Dad? Are you out there? Thanks for returning my phone calls.
I met my dad for the first time when I was about nine years old. I didn’t hold any resentment towards him, hate him, or even question him as to where he had been for those nine years. I knew very little about what was going on. From then on I would visit my dad, step mom and half brother about twice a year. When I turned 16 I wasn’t able to visit as much because of my job. And then even less when I went to college.
And now I’m 25. He hasn’t been paying child support for about two years (he had to pay back child support) and ever since he stopped writing the checks, I feel like he’s done with his investment. See, if you are paying for something you’re going to want to see it.
I haven’t talked to my father since June. I called him for father’s day. I tried calling a few times before that, left messages that were never returned.
The other day I tried calling again. No answer. No call back.
And then in a wave of clarity, because my feelings were seriously hurt, I realized I have father issues. DAMN.

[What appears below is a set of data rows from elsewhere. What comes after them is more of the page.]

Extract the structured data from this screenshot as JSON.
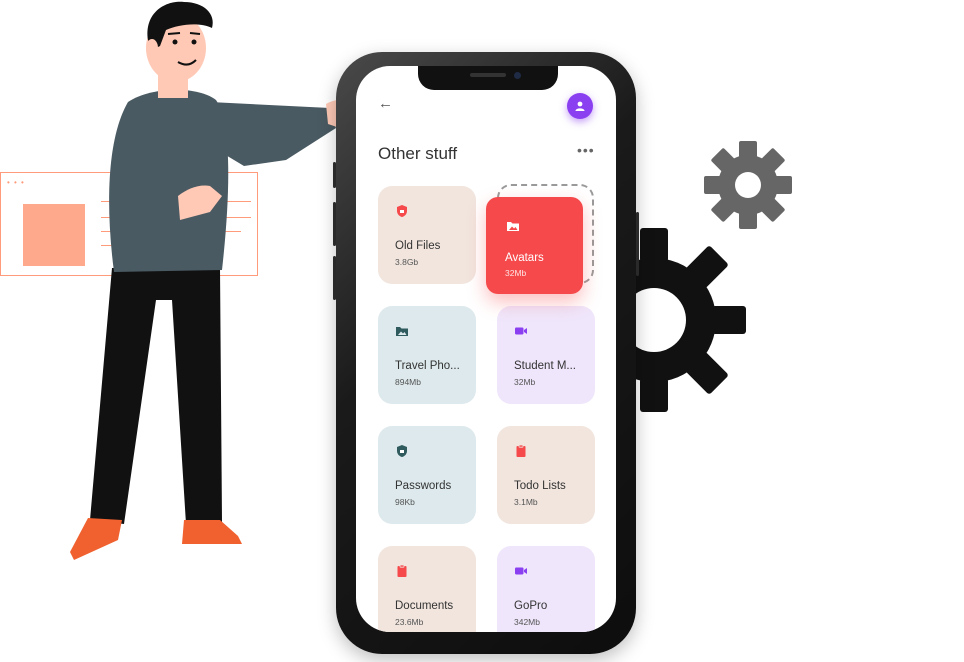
{
  "screen": {
    "title": "Other stuff",
    "back_icon": "arrow-left-icon",
    "more_icon": "more-horizontal-icon",
    "avatar_icon": "user-icon"
  },
  "dragging_card": {
    "name": "Avatars",
    "size": "32Mb",
    "icon": "folder-image-icon",
    "color": "#f5494b"
  },
  "cards": [
    {
      "name": "Old Files",
      "size": "3.8Gb",
      "icon": "shield-icon",
      "bg": "#f1e5de",
      "icon_color": "#f5494b"
    },
    {
      "name": "Travel Pho...",
      "size": "894Mb",
      "icon": "folder-image-icon",
      "bg": "#dde9ec",
      "icon_color": "#2f5a5e"
    },
    {
      "name": "Student M...",
      "size": "32Mb",
      "icon": "video-icon",
      "bg": "#efe6fb",
      "icon_color": "#8a3ff0"
    },
    {
      "name": "Passwords",
      "size": "98Kb",
      "icon": "shield-icon",
      "bg": "#dde9ec",
      "icon_color": "#2f5a5e"
    },
    {
      "name": "Todo Lists",
      "size": "3.1Mb",
      "icon": "clipboard-icon",
      "bg": "#f1e5de",
      "icon_color": "#f5494b"
    },
    {
      "name": "Documents",
      "size": "23.6Mb",
      "icon": "clipboard-icon",
      "bg": "#f1e5de",
      "icon_color": "#f5494b"
    },
    {
      "name": "GoPro",
      "size": "342Mb",
      "icon": "video-icon",
      "bg": "#efe6fb",
      "icon_color": "#8a3ff0"
    }
  ],
  "colors": {
    "accent_purple": "#8a3ff0",
    "accent_red": "#f5494b",
    "illustration_orange": "#ff9a7a",
    "gear_dark": "#111111",
    "gear_grey": "#666666"
  }
}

I thought I was immune to them because I never felt like his absence really ever had an affect. I told myself that I was never going to use the “I didn’t have a dad” excuse and act like an ass because of it. I always felt like I was above the whole idea of a father. My mom raised me fine and dandy, who needs a dad? Can we say DENIAL?
Growing up I had no consistent man in my life that loved me unconditionally. And that night, after no answer, I had a dream. In the dream a friend of mine was telling me all of my issues. She was reading me like an open book. She told me that my relationships never work out because of all this bullshit. She said I yearn for physical love from men. Or rather, just a man. It’s the connection, physical and otherwise, that I seek. I easily slip into relationship after relationship because I am trying to fill that hole in my heart.
It’s just sad when I watch a movie with a good father character and I wish I had something close to that. I hope that my children have a good father. They seem hard to come by.
So with all these daddy realizations I have come to a peaceful place where I’m trying to deal. I know what I need to do. I need to talk to him. Tell him all of this. But I don’t think I’m ready for that. I’m just afraid that if I don’t do it soon I’ll let this eat away at me and it will affect me more than it already does….
But before I can do that, he’s going to have to return my calls.